Oral anticoagulant (OA) therapy is widely used in elderly patients because of the increase of indications with age (venous thromboembolism and atrial fibrillation). A particularity of France is to administer three different OAs (warfarin and more often fluindione or acenocoumarol). In an attempt to assess the particularities of managing all three OAs in elderly patients in clinical practice, we studied the modalities of anticoagulation of 187 consecutive OA therapy patients (mean age = 74.4 years) hospitalized in an Internal Medicine department (95 patients on OA at admission and 92 patients initiated on OA during hospitalization). Patients aged 75 years or older more often required a low dosage of OA than those aged younger than 75, irrespective of the OA (warfarin and more often fluindione or acenocoumarol). Ambulatory patients aged 75 years or older were more susceptible to receive acenocoumarol than were ambulatory patients younger than 75 years (respectively 30/67 vs 8/28, respectively), whereas fluindione was prescribed at the same frequency in ambulatory patients and hospitalized patients, regardless of age group (≥75: 32/67; <75: 19/28).
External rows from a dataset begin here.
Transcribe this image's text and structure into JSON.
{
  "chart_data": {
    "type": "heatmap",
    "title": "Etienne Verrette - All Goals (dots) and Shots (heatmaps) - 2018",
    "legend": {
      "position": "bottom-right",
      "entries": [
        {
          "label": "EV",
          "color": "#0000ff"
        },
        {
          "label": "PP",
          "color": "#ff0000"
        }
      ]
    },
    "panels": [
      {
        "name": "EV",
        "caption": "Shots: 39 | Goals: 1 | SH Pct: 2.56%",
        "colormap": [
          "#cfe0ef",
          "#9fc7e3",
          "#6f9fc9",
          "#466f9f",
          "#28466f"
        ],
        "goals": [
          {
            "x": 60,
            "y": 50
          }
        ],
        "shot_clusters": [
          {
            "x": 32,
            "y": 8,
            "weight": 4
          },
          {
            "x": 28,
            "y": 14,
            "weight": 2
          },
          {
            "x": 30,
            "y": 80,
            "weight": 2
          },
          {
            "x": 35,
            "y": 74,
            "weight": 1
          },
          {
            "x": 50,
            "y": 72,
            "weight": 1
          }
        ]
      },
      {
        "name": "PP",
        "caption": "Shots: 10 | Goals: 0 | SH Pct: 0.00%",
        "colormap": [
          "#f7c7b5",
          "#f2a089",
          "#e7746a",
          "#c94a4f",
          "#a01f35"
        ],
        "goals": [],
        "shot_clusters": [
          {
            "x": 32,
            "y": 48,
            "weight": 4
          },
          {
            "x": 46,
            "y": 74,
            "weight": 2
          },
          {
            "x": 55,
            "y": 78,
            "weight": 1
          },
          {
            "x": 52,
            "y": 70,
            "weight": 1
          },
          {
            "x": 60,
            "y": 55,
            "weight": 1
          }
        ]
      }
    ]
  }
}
In hospitalized patients with OA induction, fluindione was prescribed as often in patients younger than 75 than in patients aged 75 years or older (40/47 vs 35/45, respectively). On admission, international normalized ratio was in the target range in 26 of the 95 patients (27.4%) and was >3 in 51 of the 95 patients (51.6%). OA therapy was stopped during hospitalization in 35 patients (36.8%). In conclusion, we have a picture of the practice of anticoagulation with three different OA therapies. Although it is usually recommended to prescribe long half-time OA therapy ( 2), it appears that short half-time therapy such as acenocoumarol still represents an important number of OA prescriptions in France, especially in ambulatory and elderly patients. International normalized ratio is not in the target range as often as expected in clinical practice, and elderly patients require specific modalities of OA therapy management, such as half dose initiation, use of long-half-life OA, and close monitoring.